Micro-organismo pode causar problemas em imunocomprometidos
| © Joédson Alves/Agência Brasil |
A bactéria Pseudomonas aeruginosa, identificada em produtos da indústria Ypê, é conhecida pela alta resistência a antibióticos e pode representar riscos principalmente para pessoas com o sistema imunológico comprometido. O alerta foi reforçado por especialistas em entrevistas à Agência Brasil.
Segundo o infectologista Celso Ferreira Ramos Filho, a bactéria raramente provoca doenças espontaneamente em pessoas saudáveis, mas pode causar infecções graves em ambientes hospitalares, especialmente em pacientes que utilizam respiradores, cateteres ou traqueostomia.
O médico explicou que a Pseudomonas aeruginosa é uma bactéria ambiental, capaz de sobreviver em água e locais úmidos, o que facilita sua presença em esponjas de lavar louça, panos de chão e outros materiais domésticos. Diferente de bactérias que vivem naturalmente no organismo humano, ela é considerada de “vida livre”, sendo encontrada no solo, na água e em ambientes úmidos.
De acordo com decisão divulgada pela Agência Nacional de Vigilância Sanitária, detergentes lava-louças, sabões líquidos para roupas e desinfetantes da Ypê com lotes terminados em número 1 deverão ser recolhidos e não podem ser utilizados pelos consumidores.
Especialistas alertam que o maior risco está relacionado às pessoas imunocomprometidas, como pacientes em tratamento quimioterápico, pessoas com doenças pulmonares crônicas ou internadas em hospitais. Nesses casos, a bactéria pode provocar infecções urinárias, respiratórias e até infecções na corrente sanguínea.
A professora da Universidade Federal Fluminense, Raiane Cardoso Chamon, destacou que pacientes com fibrose cística estão entre os grupos mais vulneráveis, já que a bactéria frequentemente está associada a quadros de pneumonia de difícil tratamento.
Ela também ressaltou que, embora o maior risco esteja em pessoas com baixa imunidade, determinadas cepas podem provocar problemas em indivíduos saudáveis, como a chamada “otite de nadador”, associada ao contato com águas recreativas contaminadas.
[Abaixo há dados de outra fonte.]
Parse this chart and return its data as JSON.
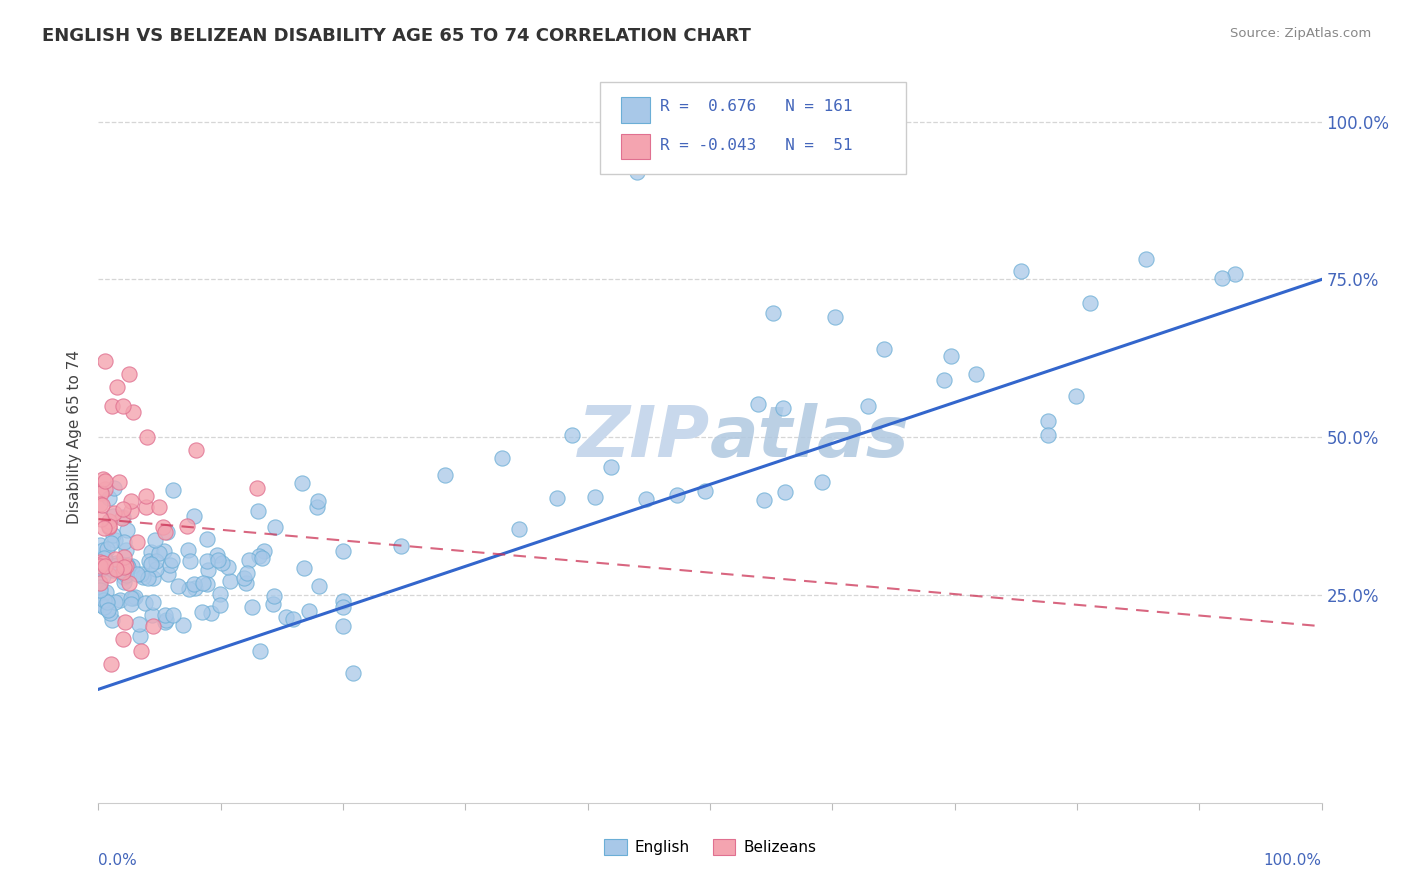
{
  "title": "ENGLISH VS BELIZEAN DISABILITY AGE 65 TO 74 CORRELATION CHART",
  "source": "Source: ZipAtlas.com",
  "ylabel": "Disability Age 65 to 74",
  "r_english": 0.676,
  "n_english": 161,
  "r_belizean": -0.043,
  "n_belizean": 51,
  "english_color": "#a8c8e8",
  "english_edge_color": "#6baed6",
  "belizean_color": "#f4a4b0",
  "belizean_edge_color": "#e07090",
  "english_line_color": "#3366cc",
  "belizean_line_color": "#cc3355",
  "watermark_color": "#c8d8ec",
  "background_color": "#ffffff",
  "grid_color": "#cccccc",
  "axis_label_color": "#4466bb",
  "title_color": "#333333",
  "source_color": "#888888",
  "ytick_labels": [
    "25.0%",
    "50.0%",
    "75.0%",
    "100.0%"
  ],
  "ytick_positions": [
    0.25,
    0.5,
    0.75,
    1.0
  ],
  "xlim": [
    0.0,
    1.0
  ],
  "ylim": [
    -0.08,
    1.08
  ]
}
Segundo os especialistas, o cenário mais preocupante ocorre quando a bactéria chega ao ambiente hospitalar. Isso porque, nesses locais, o uso intenso de antibióticos favorece o desenvolvimento de cepas ainda mais resistentes, dificultando o tratamento das infecções.
A médica acredita que a contaminação dos produtos possa ter ocorrido durante o processo de fabricação, possivelmente por falhas no controle microbiológico ou por contaminação de reagentes utilizados na produção. Ela explicou que existem níveis aceitáveis de micro-organismos em determinados produtos, mas que esses limites não podem ser ultrapassados para evitar riscos à saúde.
Em nota divulgada na quinta-feira (7), a Ypê informou que está colaborando com a Anvisa e adotando medidas para atender às exigências regulatórias. A empresa afirmou ainda que realiza análises técnicas, testes independentes e avaliações complementares para garantir a segurança e a conformidade dos produtos.
A companhia também declarou que irá incorporar eventuais recomendações da Anvisa ao seu Plano de Ação e Conformidade Regulatória, desenvolvido em conjunto com a agência desde dezembro de 2025. Até a publicação da matéria original, a empresa não havia se manifestado novamente sobre o caso.